Pilkada Serentak 2020
Kemendagri Nilai Pilkada Serentak jadi Upaya Perangi Covid-19 dan Dampak Sosial Ekonomi
Sekjen Kemendagri Muhammad Hudori mengungkapkan Pilkada Serentak perlu dilaksanakan sebagai upaya memerangi Covid-19 dan dampak yang ditimbulkan.

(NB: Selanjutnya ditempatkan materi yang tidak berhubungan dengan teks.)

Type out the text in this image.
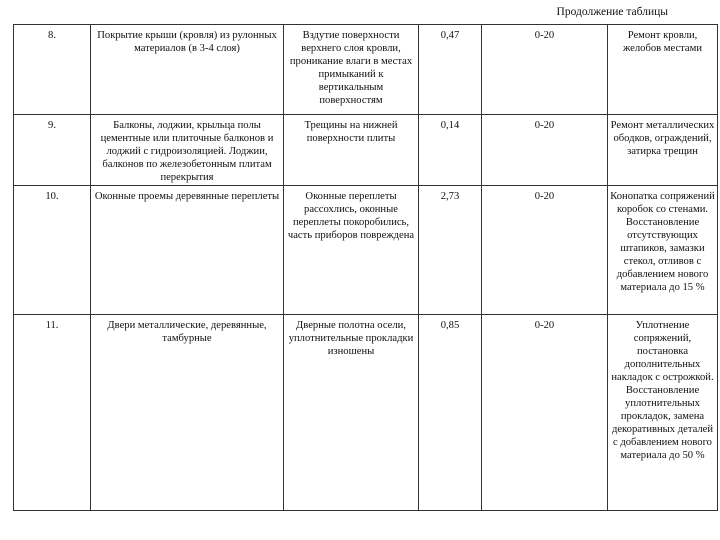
Продолжение таблицы
8.	Покрытие крыши (кровля) из рулонных материалов (в 3-4 слоя)	Вздутие поверхности верхнего слоя кровли, проникание влаги в местах примыканий к вертикальным поверхностям	0,47	0-20	Ремонт кровли, желобов местами
9.	Балконы, лоджии, крыльца полы цементные или плиточные балконов и лоджий с гидроизоляцией. Лоджии, балконов по железобетонным плитам перекрытия	Трещины на нижней поверхности плиты	0,14	0-20	Ремонт металлических ободков, ограждений, затирка трещин
10.	Оконные проемы деревянные переплеты	Оконные переплеты рассохлись, оконные переплеты покоробились, часть приборов повреждена	2,73	0-20	Конопатка сопряжений коробок со стенами. Восстановление отсутствующих штапиков, замазки стекол, отливов с добавлением нового материала до 15 %
11.	Двери металлические, деревянные, тамбурные	Дверные полотна осели, уплотнительные прокладки изношены	0,85	0-20	Уплотнение сопряжений, постановка дополнительных накладок с острожкой. Восстановление уплотнительных прокладок, замена декоративных деталей с добавлением нового материала до 50 %
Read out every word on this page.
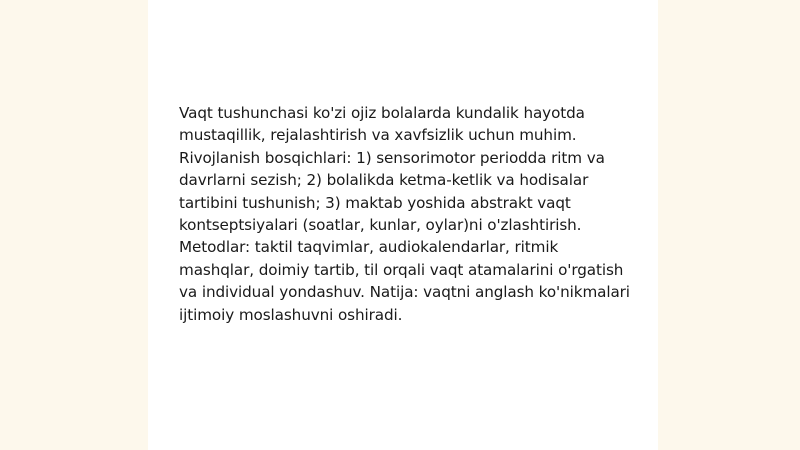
Vaqt tushunchasi ko'zi ojiz bolalarda kundalik hayotda mustaqillik, rejalashtirish va xavfsizlik uchun muhim. Rivojlanish bosqichlari: 1) sensorimotor periodda ritm va davrlarni sezish; 2) bolalikda ketma-ketlik va hodisalar tartibini tushunish; 3) maktab yoshida abstrakt vaqt kontseptsiyalari (soatlar, kunlar, oylar)ni o'zlashtirish. Metodlar: taktil taqvimlar, audiokalendarlar, ritmik mashqlar, doimiy tartib, til orqali vaqt atamalarini o'rgatish va individual yondashuv. Natija: vaqtni anglash ko'nikmalari ijtimoiy moslashuvni oshiradi.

Guna mencegah terjadinya penularan dan klaster baru Covid-19, telah dikeluarkan Peraturan Komisi Pemilihan Umum (PKPU) Nomor 13 Tahun 2020 tentang Perubahan Kedua Atas PKPU Nomor 6 Tahun 2020 Tentang Pelaksanaan Pemilihan Gubernur dan Wakil Gubernur, Bupati dan Wakil Bupati, dan/atau Walikota dan Wakil Walikota Serentak Lanjutan Dalam Kondisi Bencana Nonalam Covid-19.
Melalui PKPU tersebut beberapa kegiatan yang berpotensi menimbulkan kerumunan massa tidak diperbolehkan.
Misalnya, kampanye rapat umum, konser, dan lain sebagainya.
Sedangkan yang diperbolehkan hanya pertemuan terbatas yang melibatkan peserta tidak lebih dari 50 (lima) puluh orang.
Artinya, protokol kesehatan itu merupakan upaya untuk mengutamakan keselamatan masyarakat dalam pelaksanaan Pilkada Serentak di tengah pandemi.
Baca juga: Hasil Pengawasan Bawaslu: Kegiatan Kampanye Daring Pilkada Serentak 2020 Terus Turun
Pelanggaran Protokol Kesehatan
Sementara itu Badan Pengawas Pemilihan Umum (Bawaslu) mencatat setidaknya terjadi 1.315 pelanggaran protokol kesehatan (prokes) selama 40 hari giat pengawasan masa kampanye Pilkada Serentak 2020.
Mayoritas pelanggaran prokes itu ditemukan pada pelaksanaan kampanye tatap muka atau pertemuan terbatas.
Teranyar, pada periode 10 hari keempat pengawasan (26 oktober - 4 November 2020) jumlah pelanggaran prokes yang ditemukan mencapai 397 kegiatan.
"Ini merupakan yang tertinggi dibandingkan 10 hari pertama hingga ketiga. Dengan demikian jumlah total pelanggaran protokol kesehatan pada 40 hari kampanye menjadi 1.315 kasus," kata Anggota Bawaslu RI Mochammad Afifuddin kepada wartawan, Sabtu (7/11/2020).